Synthesis of Results
Results from these studies show beneficial effects of exercise on type 2 diabetes but not a significant reduction in BMI.4,5 The most important factor is adherence to at least one type of exercise routine.7
Referrals to exercise programs produce beneficial results, but results may not be long-standing. In primary care settings, physical activity advice is commonly used as a means for physical activity intervention. Although structured exercise training produces greater reduction in HbA1C, physical activity advice could be used if given with dietary advice as well. Physical activity and dietary advice may produce reduced HbA1C, but patients prefer structure and ongoing monitoring and support. Together these increase motivation to provide a lasting lifestyle change.
Implications for Practice
Exercise is beneficial to patients with diabetes even without obvious outward physical changes. This is a noteworthy fact to discuss when counseling patients with T2DM.4,5 Patients may give up on an exercise routine if the number on the scale does not budge or the pant size does not change. They should not.
To achieve A1C reduction, consider all factors, including barriers to exercise,8 along with ways to ensure long-term adherence. The best exercise intervention is aerobic activity.4 It can be performed with or without resistance.
The key is for the patient to consistently perform the exercise for at least 150 minutes per week.3 Exercise should be recorded and reviewed at each visit, just as blood sugar logs are reviewed to provide ongoing monitoring.8
Working with your patient to build an exercise program that incorporates knowledge gained from the review of evidence can set a foundation for improved long-term outcomes in diabetes.

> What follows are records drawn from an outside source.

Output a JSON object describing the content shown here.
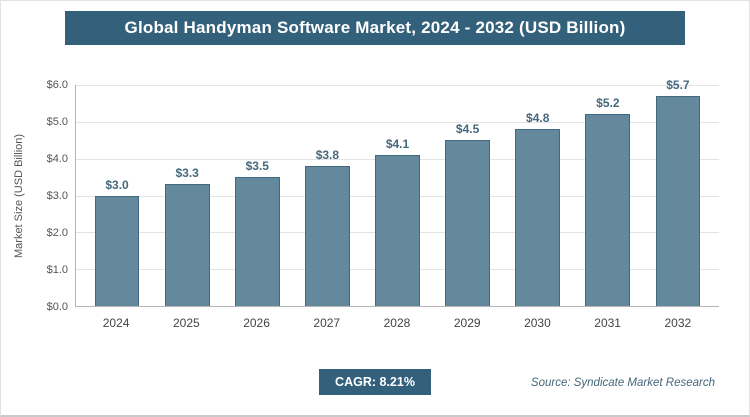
{
  "header": {
    "title": "Global Handyman Software Market, 2024 - 2032 (USD Billion)"
  },
  "chart_data": {
    "type": "bar",
    "title": "Global Handyman Software Market, 2024 - 2032 (USD Billion)",
    "categories": [
      "2024",
      "2025",
      "2026",
      "2027",
      "2028",
      "2029",
      "2030",
      "2031",
      "2032"
    ],
    "values": [
      3.0,
      3.3,
      3.5,
      3.8,
      4.1,
      4.5,
      4.8,
      5.2,
      5.7
    ],
    "value_labels": [
      "$3.0",
      "$3.3",
      "$3.5",
      "$3.8",
      "$4.1",
      "$4.5",
      "$4.8",
      "$5.2",
      "$5.7"
    ],
    "xlabel": "",
    "ylabel": "Market Size (USD Billion)",
    "ylim": [
      0,
      6.0
    ],
    "ytick_step": 1.0,
    "ytick_labels": [
      "$0.0",
      "$1.0",
      "$2.0",
      "$3.0",
      "$4.0",
      "$5.0",
      "$6.0"
    ],
    "grid": true,
    "legend": "none",
    "bar_color": "#64899d",
    "bar_border_color": "#3f6a82"
  },
  "footer": {
    "cagr_label": "CAGR: 8.21%",
    "source": "Source: Syndicate Market Research"
  },
  "colors": {
    "header_bg": "#33617c",
    "badge_bg": "#33617c",
    "accent": "#33617c"
  }
}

1. American Diabetes Association. Standards of medical care in diabetes. Diabetes Care. 2014;37(1):S14-S80.
2. Colberg SR, et al. Exercise and Type 2 Diabetes: The American College of Sports Medicine and the American Diabetes Association: joint position statement. Diabetes Care. 2010;33(12):e147-e167.
3. Umpierre D, et al. Physical activity advice only or structured exercise training and association with HbA1c levels in type 2 diabetes: a systematic review and meta-analysis. JAMA. 2011;305(17):1790-1799.
4. Boulé NG, et al. Effects of exercise on glycemic control and body mass in Type 2 Diabetes Mellitus. JAMA. 2001;286(10):1218-1227.
5. Thomas D, et al. Exercise for type 2 diabetes mellitus. Cochrane Datab System Rev. 1996;CD002968.
6. Orrow G, et al. Effectiveness of physical activity promotion based in primary care: systematic review and meta-analysis of randomised controlled trials. BMJ. 2012;344(e1389). http://dx.doi.org/10.1136/bmj.e1389.
7. Yang Z, et al. Resistance exercise versus aerobic exercise for type 2 diabetes: a systematic review and meta-analysis. Sports Med. 2013;44(4):487-499.
8. Casey D, et al. Understanding physical activity facilitators and barriers during and following a supervised exercise programme in Type 2 diabetes: a qualitative study. Diabetic Medicine. 2009; 27(1).79-84.